Instead of relying on conventional sensors, these devices use clouds of atoms cooled to near absolute zero. At those temperatures, atoms start to behave strangely — acting as both particles and waves. As the atoms “fall” through a sensor, their wave patterns shift in response to acceleration. Using what’s effectively an ultra-precise optical ruler, the system can read these changes with extraordinary accuracy, without needing satellites at all.

Is it really too much to place a 50p zigbee proximity sensor, at 100m intervals along a line, and mesh them together?

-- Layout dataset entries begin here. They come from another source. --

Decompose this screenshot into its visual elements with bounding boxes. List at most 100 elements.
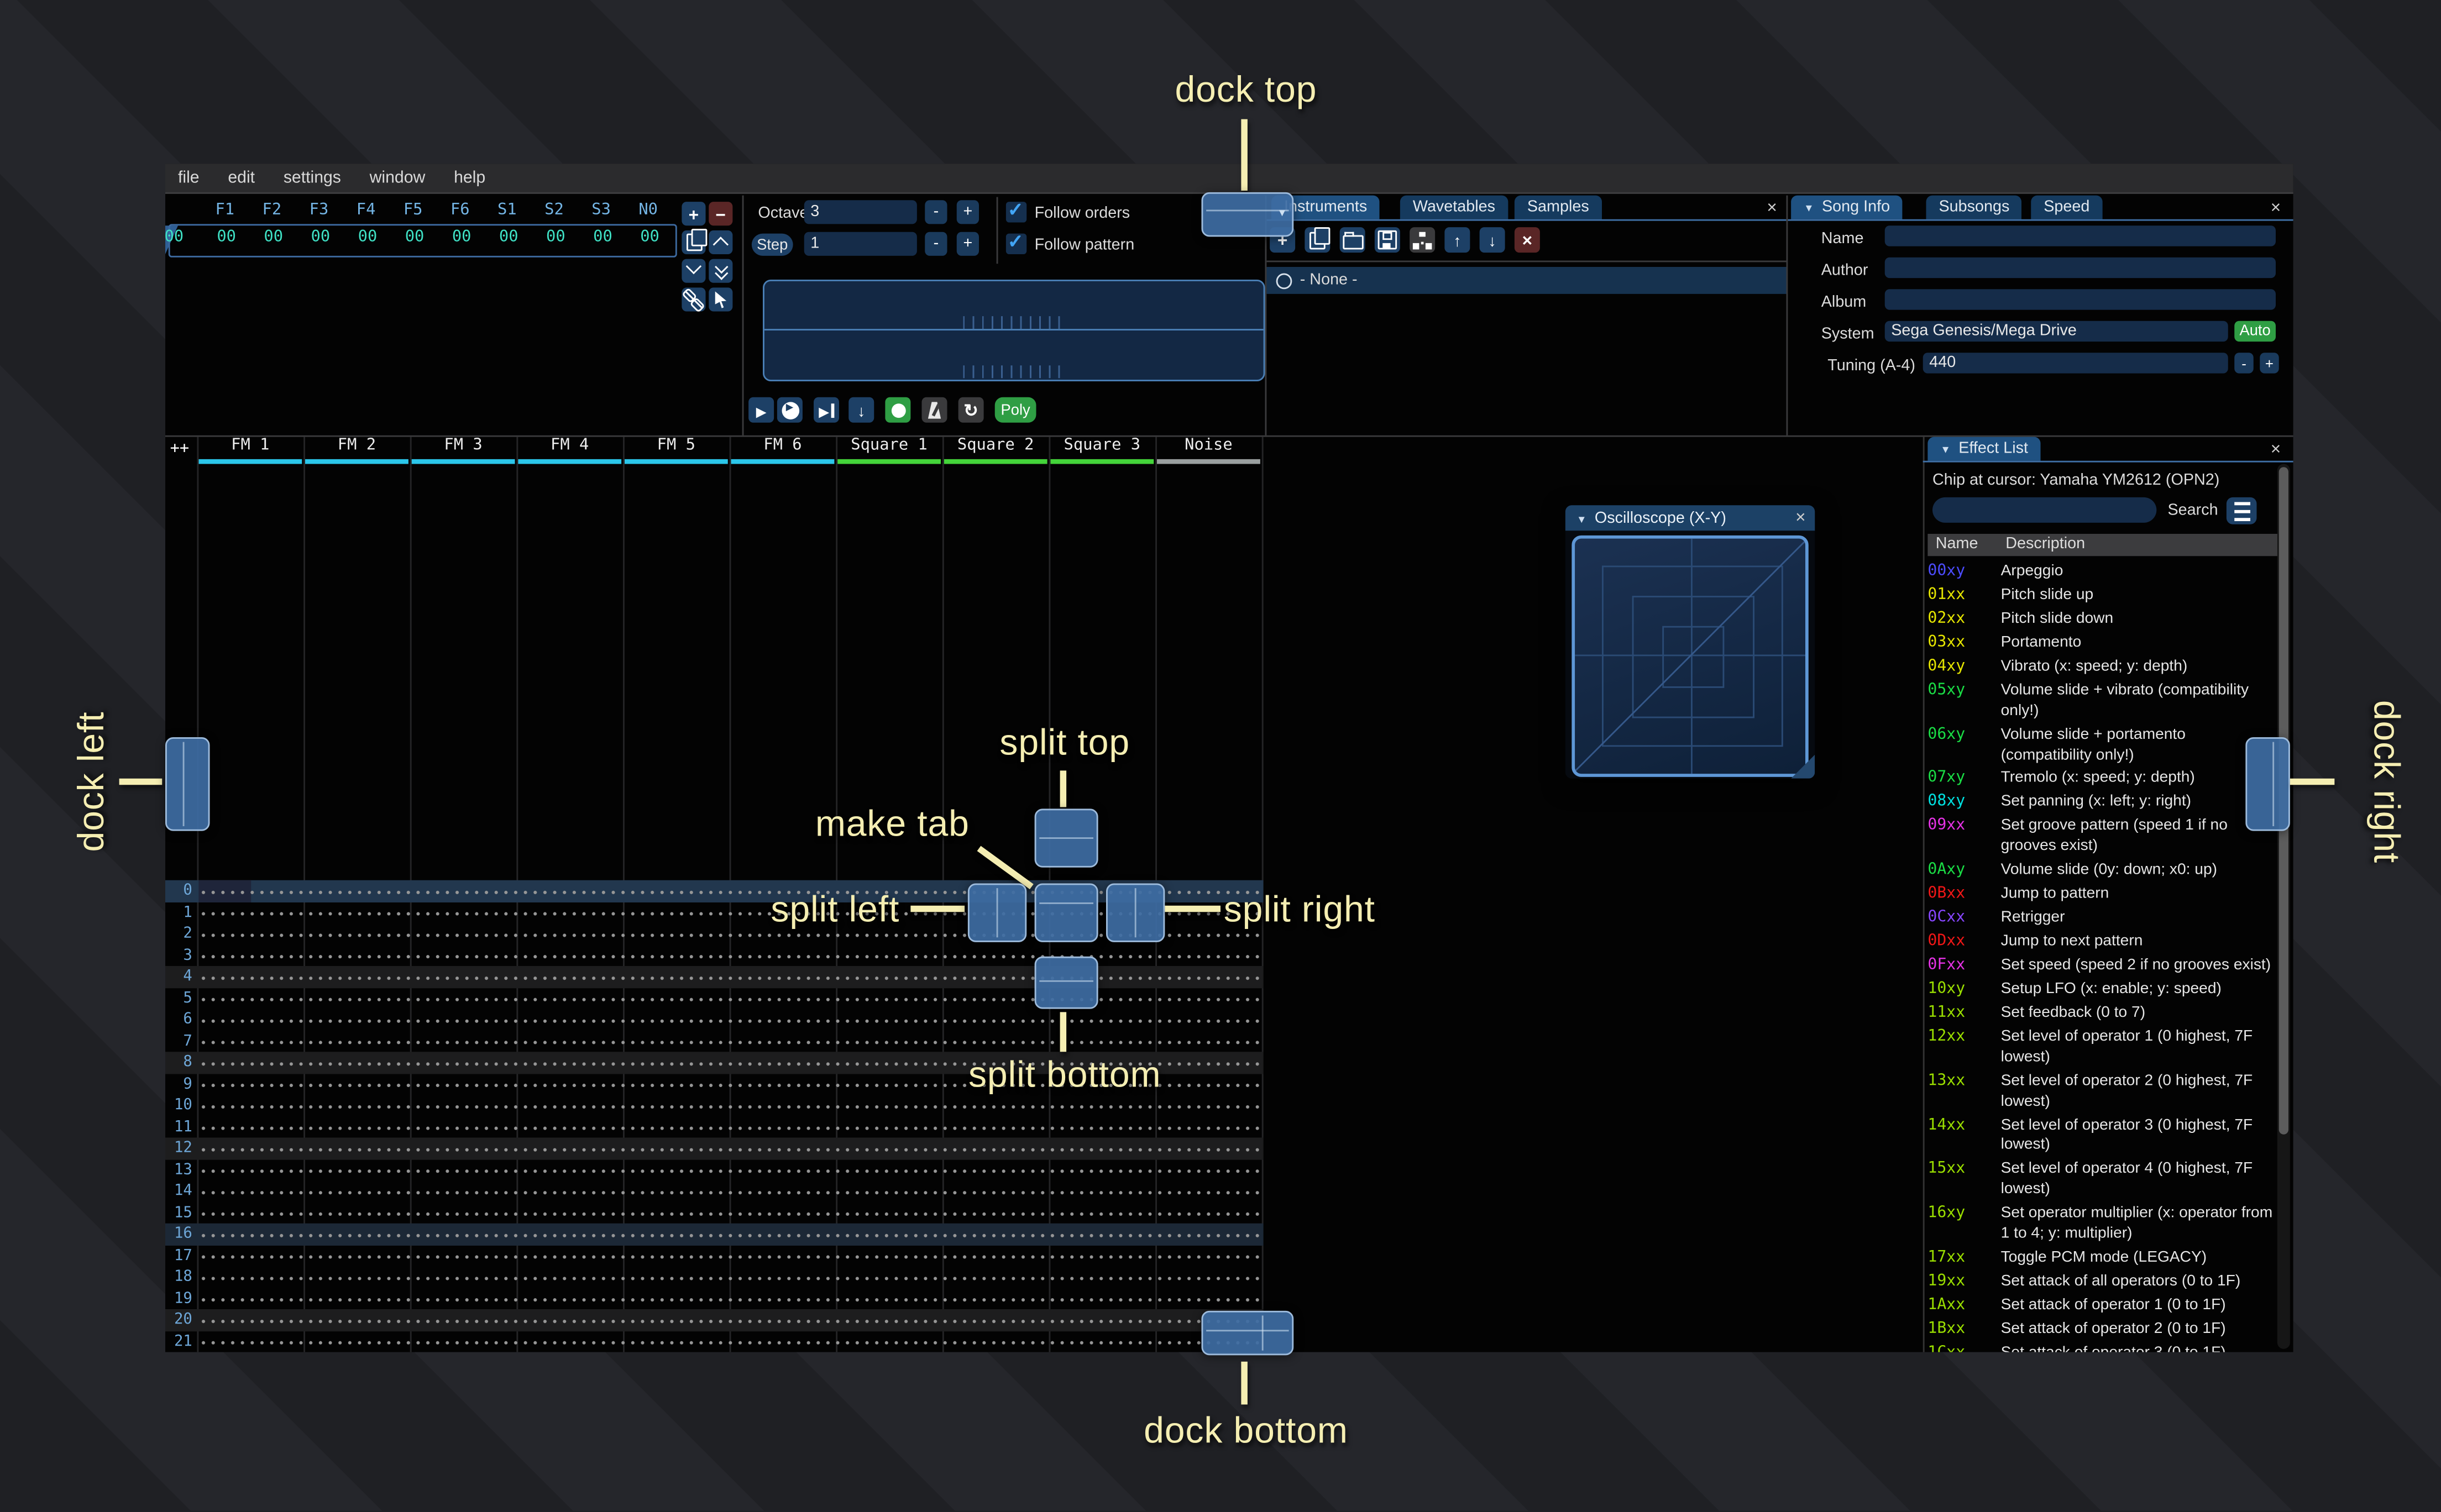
effect-row[interactable]: 1Axx Set attack of operator 1 (0 to 1F)	[1927, 1296, 2278, 1317]
effect-list-close-icon[interactable]: ×	[2266, 440, 2286, 459]
metronome-button[interactable]	[921, 397, 947, 423]
order-remove-button[interactable]	[709, 202, 733, 226]
pattern-row[interactable]: 21	[165, 1330, 1264, 1352]
order-move-to-end-button[interactable]	[709, 259, 733, 283]
effect-row[interactable]: 06xy Volume slide + portamento (compatibi…	[1927, 726, 2278, 767]
pattern-row[interactable]: 3	[165, 944, 1264, 966]
split-left-target[interactable]	[967, 883, 1027, 942]
order-move-down-button[interactable]	[682, 258, 706, 283]
effect-row[interactable]: 02xx Pitch slide down	[1927, 610, 2278, 631]
pattern-row[interactable]: 19	[165, 1288, 1264, 1309]
effect-row[interactable]: 13xx Set level of operator 2 (0 highest, …	[1927, 1072, 2278, 1113]
pattern-row[interactable]: 17	[165, 1245, 1264, 1267]
collapse-icon[interactable]	[1576, 509, 1587, 527]
play-one-row-button[interactable]	[814, 397, 839, 423]
effect-row[interactable]: 0Cxx Retrigger	[1927, 909, 2278, 930]
make-tab-target[interactable]	[1034, 883, 1098, 942]
effect-row[interactable]: 17xx Toggle PCM mode (LEGACY)	[1927, 1249, 2278, 1269]
instrument-organize-button[interactable]	[1410, 227, 1436, 253]
octave-plus-button[interactable]: +	[956, 200, 979, 224]
split-top-target[interactable]	[1034, 809, 1098, 868]
octave-input[interactable]	[804, 200, 917, 224]
poly-toggle-button[interactable]: Poly	[994, 397, 1036, 423]
effect-row[interactable]: 0Dxx Jump to next pattern	[1927, 933, 2278, 953]
order-duplicate-button[interactable]	[682, 229, 706, 254]
instruments-close-icon[interactable]: ×	[1762, 198, 1782, 218]
author-field[interactable]	[1884, 257, 2276, 279]
effect-row[interactable]: 1CxxSet attack of operator 3 (0 to 1F)	[1927, 1344, 2278, 1352]
tab-speed[interactable]: Speed	[2031, 195, 2103, 219]
pattern-row[interactable]: 14	[165, 1180, 1264, 1202]
order-unlink-button[interactable]	[682, 287, 706, 312]
menu-item-window[interactable]: window	[370, 169, 426, 188]
resize-grip[interactable]	[1791, 754, 1815, 779]
menu-item-edit[interactable]: edit	[228, 169, 255, 188]
effect-row[interactable]: 19xx Set attack of all operators (0 to 1F…	[1927, 1273, 2278, 1293]
menu-item-file[interactable]: file	[178, 169, 200, 188]
pattern-row[interactable]: 20	[165, 1309, 1264, 1331]
oscilloscope-title-bar[interactable]: Oscilloscope (X-Y) ×	[1565, 505, 1815, 531]
pattern-row[interactable]: 6	[165, 1009, 1264, 1031]
repeat-button[interactable]	[958, 397, 984, 423]
instrument-delete-button[interactable]	[1514, 227, 1540, 253]
search-options-button[interactable]	[2226, 497, 2257, 524]
album-field[interactable]	[1884, 289, 2276, 310]
order-cell[interactable]: 00	[580, 229, 626, 246]
effect-row[interactable]: 10xy Setup LFO (x: enable; y: speed)	[1927, 980, 2278, 1001]
order-cell[interactable]: 00	[486, 229, 532, 246]
follow-orders-checkbox[interactable]	[1005, 198, 1027, 223]
instrument-move-down-button[interactable]	[1479, 227, 1505, 253]
effect-search-input[interactable]	[1932, 497, 2157, 523]
pattern-row[interactable]: 18	[165, 1266, 1264, 1288]
effect-row[interactable]: 15xx Set level of operator 4 (0 highest, …	[1927, 1161, 2278, 1201]
order-cell[interactable]: 00	[627, 229, 673, 246]
effect-row[interactable]: 03xx Portamento	[1927, 634, 2278, 654]
pattern-row[interactable]: 16	[165, 1223, 1264, 1245]
pattern-row[interactable]: 4	[165, 966, 1264, 988]
effect-row[interactable]: 04xy Vibrato (x: speed; y: depth)	[1927, 658, 2278, 678]
order-cell[interactable]: 00	[203, 229, 249, 246]
octave-minus-button[interactable]: -	[925, 200, 947, 224]
instrument-save-button[interactable]	[1374, 227, 1400, 253]
pattern-row[interactable]: 10	[165, 1094, 1264, 1116]
tuning-minus-button[interactable]: -	[2234, 353, 2254, 374]
step-minus-button[interactable]: -	[925, 232, 947, 256]
record-button[interactable]	[885, 397, 911, 423]
tuning-field[interactable]	[1923, 353, 2228, 374]
menu-item-settings[interactable]: settings	[284, 169, 341, 188]
tab-song-info[interactable]: Song Info	[1791, 195, 1903, 219]
piano-preview[interactable]	[763, 280, 1265, 381]
pattern-row[interactable]: 7	[165, 1030, 1264, 1052]
order-cell[interactable]: 00	[344, 229, 390, 246]
play-pattern-button[interactable]	[777, 397, 803, 423]
name-field[interactable]	[1884, 225, 2276, 246]
effect-row[interactable]: 00xy Arpeggio	[1927, 563, 2278, 583]
order-cell[interactable]: 00	[297, 229, 343, 246]
step-input[interactable]	[804, 232, 917, 256]
collapse-icon[interactable]	[1940, 440, 1951, 458]
effect-row[interactable]: 0Bxx Jump to pattern	[1927, 885, 2278, 906]
split-bottom-target[interactable]	[1034, 956, 1098, 1009]
orders-selected-row[interactable]: 00 00 00 00 00 00 00 00 00 00 00	[164, 224, 677, 258]
pattern-row[interactable]: 15	[165, 1201, 1264, 1224]
pattern-row[interactable]: 13	[165, 1159, 1264, 1181]
effect-row[interactable]: 07xy Tremolo (x: speed; y: depth)	[1927, 770, 2278, 790]
effect-row[interactable]: 05xy Volume slide + vibrato (compatibilit…	[1927, 681, 2278, 722]
step-plus-button[interactable]: +	[956, 232, 979, 256]
song-info-close-icon[interactable]: ×	[2266, 198, 2286, 218]
order-cell[interactable]: 00	[533, 229, 579, 246]
instrument-open-button[interactable]	[1339, 227, 1365, 253]
effect-row[interactable]: 09xx Set groove pattern (speed 1 if no gr…	[1927, 817, 2278, 858]
effect-row[interactable]: 0Fxx Set speed (speed 2 if no grooves exi…	[1927, 957, 2278, 977]
step-down-button[interactable]	[848, 397, 874, 423]
effect-row[interactable]: 11xx Set feedback (0 to 7)	[1927, 1004, 2278, 1025]
order-add-button[interactable]	[682, 202, 706, 226]
instrument-duplicate-button[interactable]	[1305, 226, 1330, 253]
instrument-move-up-button[interactable]	[1444, 227, 1470, 253]
effect-row[interactable]: 0Axy Volume slide (0y: down; x0: up)	[1927, 862, 2278, 882]
dock-left-target[interactable]	[165, 737, 210, 831]
collapse-icon[interactable]	[1804, 198, 1814, 216]
oscilloscope-window[interactable]: Oscilloscope (X-Y) ×	[1565, 505, 1815, 779]
tuning-plus-button[interactable]: +	[2260, 353, 2279, 374]
oscilloscope-close-icon[interactable]: ×	[1791, 508, 1810, 528]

The totality of tube line sprawl is near 400km[0]. Quick math:

  • 400e3/100 = 4000 sensors needed
  • 4000 * £0.50 = £2,000

There, I just saved the goverment a million quid

0: https://en.wikipedia.org/wiki/London_Underground_infrastructure#Lines

[–] Dupelet@piefed.social 3 points 2 days ago

Or just put a standard accelerometer on a train and recalibrate automatically at each station. Wtf is this quantum mechanic use case

[–] socsa@piefed.social 2 points 2 days ago

I'd be more interested if they managed to invent tube trains which defy the rules of quantum mechanics.

[–] Eheran@lemmy.world 2 points 2 days ago

Fucking 2(!) videos start playing on that site, what the fuck.